The Bible & Current Events: When your world caves in ...
by Clyne Buxton
Apr 20, 2012 | 248 views | 0 0 comments | 2 2 recommendations | email to a friend | print
You have just gotten word that the problem is terminal and you have only a few months to live. You’re stunned! Such things happen to others, but not to you.

Your family weeps with you, prays with you, and reads the Twenty Third Psalm to you. Your friends sit in awkward silence, and some shun you, not knowing what to say.

Some raise the age-old question: Why do bad things happen to good people? Though we may not know why, nonetheless, we know that trouble comes.

Remember Job? In the midst of his calamitous time, he wailed, “Man born of woman is of few days and full of trouble. He springs up like a flower and withers away; like a fleeting shadow, he does not endure” (14:1, 2).

Before Job’s world caved in, all was going well. He was a rich man with much property, a good family, and he was highly respected. The day things fell apart started normally.

His plowmen went to the fields, his herdsmen to the pastures, his camels left with their burdens, and his children went to a party.

Then Job’s world exploded. A messenger raced up and panted out the shattering news that the plowing oxen and the feeding donkeys had been stolen and the workers slain.

Before he finished, another messenger appeared and breathlessly said all the sheep and the shepherds had been killed in a lightning storm.

Immediately, another runner bounded in and, with shortness of breath, said that all the camels had been stolen and the drivers slain.

While poor Job was receiving that incredible report, a fourth messenger ran in and exclaimed that a violent storm had destroyed the house and killed all ten of Job’s children.

How would we react to such nearly unbelievable tragedy? That overwhelming sorrow would surely crush us. Like Job, we would turn to God for sustenance.

He arose, worshiped God, and said, “Naked I came from my mother’s womb and naked I will depart. The Lord gave and the Lord has taken away; may the name of the Lord be praised.”

And the Bible continues, “In all this, Job did not sin by charging God with wrongdoing” (Job 1:20-22). Considering adversity, Thomas Carlyle said, “The eternal stars shine out as soon as it is dark enough.”

God has His reasons for allowing trouble to come to us. Henry Ward Beecher commented, “Troubles are often the tools by which God fashions us for better things.”

In the case of Job, it was to prove to Satan that Job would remain true to God under adversities. God has His secret plans for us, and His way is always best.

It is not meant for us to understand everything; we would be as wise as God if we did. Troubles do bring us nearer to God, if we will let them.

Hardships give the soul fiber. A Christ-follower drops to his knees when troubles are present, and sometimes the unconverted turn to God when reverses come.

Aaron Hill said, “There is no merit where there is no trial; and till experience stamps out the mark of strength, cowards may pass for heroes, and faith for falsehood.”

Our reactions to difficulties are very important. Actually, we rise or fall according to what we do with the problems of life. If we become bitter and cynical, that quite likely will influence us adversely for life.

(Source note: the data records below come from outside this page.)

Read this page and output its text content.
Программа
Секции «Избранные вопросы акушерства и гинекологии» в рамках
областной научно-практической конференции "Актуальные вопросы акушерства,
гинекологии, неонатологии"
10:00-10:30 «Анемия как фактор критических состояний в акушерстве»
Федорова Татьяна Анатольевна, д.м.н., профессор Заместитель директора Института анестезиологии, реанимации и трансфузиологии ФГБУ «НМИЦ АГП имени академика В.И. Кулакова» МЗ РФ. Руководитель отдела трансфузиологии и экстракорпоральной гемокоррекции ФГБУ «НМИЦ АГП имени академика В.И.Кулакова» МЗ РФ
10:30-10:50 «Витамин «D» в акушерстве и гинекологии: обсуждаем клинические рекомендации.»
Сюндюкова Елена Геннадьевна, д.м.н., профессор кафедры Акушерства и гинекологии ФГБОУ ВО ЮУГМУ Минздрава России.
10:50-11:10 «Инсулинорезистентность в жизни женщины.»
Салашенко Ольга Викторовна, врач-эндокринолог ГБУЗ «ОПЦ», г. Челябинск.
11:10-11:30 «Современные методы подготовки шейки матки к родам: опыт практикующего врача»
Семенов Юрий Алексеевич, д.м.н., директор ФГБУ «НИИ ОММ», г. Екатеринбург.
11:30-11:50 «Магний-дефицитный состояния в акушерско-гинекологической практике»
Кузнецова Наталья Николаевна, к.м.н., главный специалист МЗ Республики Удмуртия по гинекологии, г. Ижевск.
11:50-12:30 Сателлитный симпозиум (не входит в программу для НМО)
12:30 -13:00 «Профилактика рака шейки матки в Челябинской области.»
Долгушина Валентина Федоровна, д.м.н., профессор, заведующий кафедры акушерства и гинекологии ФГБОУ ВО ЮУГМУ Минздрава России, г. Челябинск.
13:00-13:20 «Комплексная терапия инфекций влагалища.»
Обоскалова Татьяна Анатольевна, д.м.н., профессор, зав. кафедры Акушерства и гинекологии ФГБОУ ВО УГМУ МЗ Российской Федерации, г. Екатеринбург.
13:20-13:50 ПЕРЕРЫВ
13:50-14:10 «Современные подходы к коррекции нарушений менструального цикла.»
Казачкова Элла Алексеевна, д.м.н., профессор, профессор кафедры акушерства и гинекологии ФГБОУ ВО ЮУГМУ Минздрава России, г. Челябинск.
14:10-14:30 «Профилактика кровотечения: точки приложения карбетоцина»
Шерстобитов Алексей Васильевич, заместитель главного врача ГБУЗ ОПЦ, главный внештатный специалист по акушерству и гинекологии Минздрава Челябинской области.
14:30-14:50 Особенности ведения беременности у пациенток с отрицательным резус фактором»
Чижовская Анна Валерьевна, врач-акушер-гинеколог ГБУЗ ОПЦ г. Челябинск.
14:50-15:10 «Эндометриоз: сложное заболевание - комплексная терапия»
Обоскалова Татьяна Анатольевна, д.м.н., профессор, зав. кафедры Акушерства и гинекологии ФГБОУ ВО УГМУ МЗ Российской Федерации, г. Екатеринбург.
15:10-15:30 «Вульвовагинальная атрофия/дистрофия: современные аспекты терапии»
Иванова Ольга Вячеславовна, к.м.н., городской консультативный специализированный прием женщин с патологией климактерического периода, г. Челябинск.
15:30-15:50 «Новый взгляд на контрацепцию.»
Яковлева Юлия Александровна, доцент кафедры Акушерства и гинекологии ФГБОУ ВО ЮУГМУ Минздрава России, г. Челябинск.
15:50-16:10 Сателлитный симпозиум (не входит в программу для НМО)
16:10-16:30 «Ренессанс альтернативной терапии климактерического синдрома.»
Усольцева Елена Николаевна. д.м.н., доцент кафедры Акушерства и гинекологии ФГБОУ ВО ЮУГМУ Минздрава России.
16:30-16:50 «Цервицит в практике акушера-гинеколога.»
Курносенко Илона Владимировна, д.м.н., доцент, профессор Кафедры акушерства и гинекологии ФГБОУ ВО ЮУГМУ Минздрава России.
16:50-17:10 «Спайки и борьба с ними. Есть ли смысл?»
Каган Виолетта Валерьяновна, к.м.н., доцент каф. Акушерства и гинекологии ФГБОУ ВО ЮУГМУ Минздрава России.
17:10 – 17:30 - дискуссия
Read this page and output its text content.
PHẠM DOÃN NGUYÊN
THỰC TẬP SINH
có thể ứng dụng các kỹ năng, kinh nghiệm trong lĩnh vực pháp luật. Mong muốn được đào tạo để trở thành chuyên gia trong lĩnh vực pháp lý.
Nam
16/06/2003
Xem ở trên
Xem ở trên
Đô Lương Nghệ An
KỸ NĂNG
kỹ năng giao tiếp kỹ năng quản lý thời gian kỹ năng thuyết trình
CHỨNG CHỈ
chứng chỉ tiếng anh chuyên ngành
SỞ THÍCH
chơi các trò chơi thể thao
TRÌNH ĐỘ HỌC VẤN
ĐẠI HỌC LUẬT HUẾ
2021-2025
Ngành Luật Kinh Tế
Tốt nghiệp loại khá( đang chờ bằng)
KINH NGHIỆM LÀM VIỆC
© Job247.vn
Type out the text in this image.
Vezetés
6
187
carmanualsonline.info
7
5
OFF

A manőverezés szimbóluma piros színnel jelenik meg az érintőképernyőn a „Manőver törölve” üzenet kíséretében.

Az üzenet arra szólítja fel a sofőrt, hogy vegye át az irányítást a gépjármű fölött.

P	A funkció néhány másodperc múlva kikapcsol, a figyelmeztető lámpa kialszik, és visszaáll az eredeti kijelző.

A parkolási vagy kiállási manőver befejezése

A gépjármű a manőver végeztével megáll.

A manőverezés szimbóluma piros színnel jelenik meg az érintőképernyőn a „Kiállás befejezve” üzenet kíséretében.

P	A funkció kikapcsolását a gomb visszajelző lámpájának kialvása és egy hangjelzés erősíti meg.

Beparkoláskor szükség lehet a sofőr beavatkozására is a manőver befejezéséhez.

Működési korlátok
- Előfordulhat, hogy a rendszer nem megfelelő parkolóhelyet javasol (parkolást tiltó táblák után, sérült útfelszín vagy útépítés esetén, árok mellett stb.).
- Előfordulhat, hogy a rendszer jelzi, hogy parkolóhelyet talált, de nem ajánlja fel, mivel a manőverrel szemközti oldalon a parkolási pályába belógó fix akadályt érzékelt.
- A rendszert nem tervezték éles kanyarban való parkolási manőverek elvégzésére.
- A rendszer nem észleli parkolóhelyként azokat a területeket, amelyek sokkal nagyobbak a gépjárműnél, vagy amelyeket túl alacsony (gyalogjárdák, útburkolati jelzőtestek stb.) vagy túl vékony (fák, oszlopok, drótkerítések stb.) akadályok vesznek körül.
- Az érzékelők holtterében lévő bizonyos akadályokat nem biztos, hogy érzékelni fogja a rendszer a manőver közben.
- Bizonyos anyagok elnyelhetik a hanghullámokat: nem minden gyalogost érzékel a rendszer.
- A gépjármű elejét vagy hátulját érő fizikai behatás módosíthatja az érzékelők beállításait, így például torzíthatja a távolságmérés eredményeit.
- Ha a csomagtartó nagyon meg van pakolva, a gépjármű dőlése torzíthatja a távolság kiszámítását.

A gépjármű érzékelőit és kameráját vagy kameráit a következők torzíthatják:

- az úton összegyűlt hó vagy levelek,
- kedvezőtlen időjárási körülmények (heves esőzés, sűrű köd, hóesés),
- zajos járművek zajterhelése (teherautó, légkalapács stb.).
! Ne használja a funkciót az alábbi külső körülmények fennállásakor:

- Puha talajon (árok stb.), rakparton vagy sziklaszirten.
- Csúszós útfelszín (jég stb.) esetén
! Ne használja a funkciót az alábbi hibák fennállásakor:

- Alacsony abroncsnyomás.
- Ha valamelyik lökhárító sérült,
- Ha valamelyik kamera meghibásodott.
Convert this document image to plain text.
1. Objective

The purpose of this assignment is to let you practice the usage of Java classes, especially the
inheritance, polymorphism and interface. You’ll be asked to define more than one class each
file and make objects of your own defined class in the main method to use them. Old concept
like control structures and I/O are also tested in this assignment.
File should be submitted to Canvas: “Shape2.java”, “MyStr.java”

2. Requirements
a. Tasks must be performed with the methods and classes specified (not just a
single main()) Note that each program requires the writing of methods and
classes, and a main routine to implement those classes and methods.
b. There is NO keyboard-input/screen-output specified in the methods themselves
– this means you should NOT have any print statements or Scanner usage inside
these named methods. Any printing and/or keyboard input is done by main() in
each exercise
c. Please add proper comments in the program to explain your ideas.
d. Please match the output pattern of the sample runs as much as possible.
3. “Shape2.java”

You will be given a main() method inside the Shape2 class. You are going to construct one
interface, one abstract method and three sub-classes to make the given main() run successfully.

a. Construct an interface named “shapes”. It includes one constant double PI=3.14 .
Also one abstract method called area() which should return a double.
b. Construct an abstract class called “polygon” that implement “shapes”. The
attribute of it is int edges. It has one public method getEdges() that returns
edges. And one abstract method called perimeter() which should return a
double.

However, if we allow problems to be stepping-stones, adversities will strengthen us.

Nonetheless, the Bible does warn that “Man is born to trouble as surely as sparks fly upward” (Job 5:7). Those troubles for some are monumental.

Dr. Vernon C. Grounds told of a young mother who left her twins bathing upstairs while she answered the cry of another child downstairs in the kitchen.

She found the child seriously burned from scalding water pulled from the stove; so she sent another child across the street to a neighbor’s house to get help.

While racing across the street, the child was killed by an automobile; the scalded child lived only a few minutes; the twins left alone in the bathtub drowned; and the shock of the multiple deaths was too much for the mother, who slumped to the floor and died.

A home that was perfectly normal at sunrise was completely destroyed before nightfall. The shock and sorrow to the husband and relatives must have been nearly unbearable.

A tragedy of this proportion is most unusual, but it does demonstrate that we never know what a day may bring to us.

Christ is the source of solace when reversals come. When King David’s baby lay desperately ill, he fell before the Lord and pled with Him for the life of the child.

When death came, however, David dressed, and went to church. What a practical way to handle grief. Some people quit church completely when trouble comes. But that is not the way to handle adversity.

So when your world caves in, draw near to God through prayer, Bible reading and church attendance. Christ is a great help in times of trouble.